Suite aux aménagements intérieurs successifs, il ne reste que peu de choses de l’ancien agencement des salles mais il faut s’imaginer, un peu comme à l’Hôtel-Dieu de Louhans, que cette petite chapelle se situait environnée de part et d’autre par les salles des malades : d’un côté celle des femmes, de l’autre celle des hommes. L’entrée dans l’édifice se faisait face à la chapelle ; la salle à manger, les salons et cuisines des sœurs étaient à proximité.
Lorsque l’on pénètre dans cette petite chapelle toujours consacrée et utilisée, on aperçoit, au fond, une gracieuse verrière du 19ème siècle présentant Sainte-Marthe en pied, nimbée et auréolée de son phylactère, sur un fond figurant un drap rouge frangé d'or. Parmi les autres ornements, se trouve un tableau à l’histoire particulière : il s’agit d’un Christ en croix anonyme daté du début du 19ème siècle.

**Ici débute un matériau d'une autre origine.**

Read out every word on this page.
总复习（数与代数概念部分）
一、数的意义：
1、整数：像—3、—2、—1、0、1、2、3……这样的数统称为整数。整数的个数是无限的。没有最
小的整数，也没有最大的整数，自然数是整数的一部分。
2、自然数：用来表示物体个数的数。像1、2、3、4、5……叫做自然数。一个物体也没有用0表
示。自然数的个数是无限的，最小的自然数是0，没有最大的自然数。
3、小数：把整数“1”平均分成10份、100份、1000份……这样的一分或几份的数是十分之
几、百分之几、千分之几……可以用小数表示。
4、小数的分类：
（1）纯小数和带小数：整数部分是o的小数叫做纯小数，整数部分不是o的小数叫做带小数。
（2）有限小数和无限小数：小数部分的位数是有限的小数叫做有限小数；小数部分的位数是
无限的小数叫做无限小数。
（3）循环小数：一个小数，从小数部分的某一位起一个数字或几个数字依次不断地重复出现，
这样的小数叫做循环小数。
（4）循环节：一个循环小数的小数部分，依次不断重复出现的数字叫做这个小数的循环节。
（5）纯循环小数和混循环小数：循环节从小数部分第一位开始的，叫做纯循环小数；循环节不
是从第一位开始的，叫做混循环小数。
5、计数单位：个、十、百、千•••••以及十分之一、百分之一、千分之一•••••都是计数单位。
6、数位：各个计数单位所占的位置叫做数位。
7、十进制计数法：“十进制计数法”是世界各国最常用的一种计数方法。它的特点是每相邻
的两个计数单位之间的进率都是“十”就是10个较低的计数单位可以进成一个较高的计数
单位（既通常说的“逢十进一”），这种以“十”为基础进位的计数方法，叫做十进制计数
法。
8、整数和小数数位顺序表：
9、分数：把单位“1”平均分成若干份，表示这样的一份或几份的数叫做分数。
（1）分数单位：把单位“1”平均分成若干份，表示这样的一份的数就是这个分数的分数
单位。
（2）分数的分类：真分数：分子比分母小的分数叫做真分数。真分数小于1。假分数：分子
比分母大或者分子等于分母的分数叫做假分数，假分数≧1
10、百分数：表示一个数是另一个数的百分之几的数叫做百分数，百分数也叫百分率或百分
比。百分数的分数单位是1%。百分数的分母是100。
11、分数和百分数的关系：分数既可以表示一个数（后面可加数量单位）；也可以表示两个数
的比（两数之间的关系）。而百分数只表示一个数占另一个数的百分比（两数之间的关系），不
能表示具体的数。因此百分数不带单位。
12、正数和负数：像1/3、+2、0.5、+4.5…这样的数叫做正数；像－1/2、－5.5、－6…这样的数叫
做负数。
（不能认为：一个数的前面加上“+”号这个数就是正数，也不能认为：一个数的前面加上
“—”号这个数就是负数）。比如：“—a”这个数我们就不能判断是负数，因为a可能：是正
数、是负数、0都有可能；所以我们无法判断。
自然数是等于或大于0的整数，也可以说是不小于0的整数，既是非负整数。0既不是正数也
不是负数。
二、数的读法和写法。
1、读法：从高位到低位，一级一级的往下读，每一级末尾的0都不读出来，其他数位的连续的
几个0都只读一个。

Ce tableau avait été donné en 1800 par Laetitia Bonaparte à Monseigneur Jean-Baptiste Royer, archevêque de Paris, après la confirmation des sœurs de Napoléon. Après le décès de l'archevêque en 1807, le tableau revint à sa nièce, Jeanne Puvis, puis aux enfants de cette dernière en 1822. C'est l'un de ses fils, Théobald Puvis, économe de l'établissement et auteur du premier inventaire des archives, qui donna le tableau à l'hôpital en 1866.
Petite parenthèse pour évoquer ce personnage qu’était Jean-Baptiste Royer… Né le 7 octobre 1733 à Cuiseaux d’un père médecin, il effectua ses études dans son village natal puis au collège des Joséphistes à Louhans. Entré dans les ordres, il devint curé de Chavannes-sur-Suran (01). Élu député suppléant du clergé aux États généraux, il fut admis à siéger le 1er mars 1790 à l'Assemblée constituante. Il prêta serment à la Constitution civile du clergé et fut élu évêque de l'Ain en février 1791. Élu député de l'Ain à la Convention nationale, il siégea parmi les modérés. Fin 1794, il constitua le groupe des « Évêques réunis à Paris » qui se donna pour mission de régénérer l’Église de France gravement affaiblie par la campagne de déchristianisation et les démissions d’évêques et de prêtres. Élu par ses collègues au Conseil des Cinq-Cents, il y siégea jusqu'au 20 mai 1798, devint évêque constitutionnel de Paris, et fut installé à Notre-Dame de Paris le 25 août 1798. Compromis dans le discrédit de l'Église constitutionnelle, il démissionna en 1801 et se retira à Cuiseaux puis à Besançon où il devint chanoine. Royer adressa au pape la rétractation de ses serments révolutionnaires, et se voua, dans les dernières années de sa vie, au service des malades.
Autre curiosité : l’apothicairerie de l’hôpital, aménagée entre la seconde moitié du 18ème siècle et la première moitié du 19ème siècle. Dans une pièce toute agrémentée de boiseries sont disposés pilulier, mortiers et pilons, chevrettes, pots divers, fauteuils de malade, brancard et autres instruments nécessaires aux soins octroyés autrefois aux résidents de l’hôpital de Cuiseaux.

La chapelle de l’hôpital où veille Sainte-Marthe.

        

L’apothicairerie de l’hôpital avec ses boiseries et pots à pharmacie.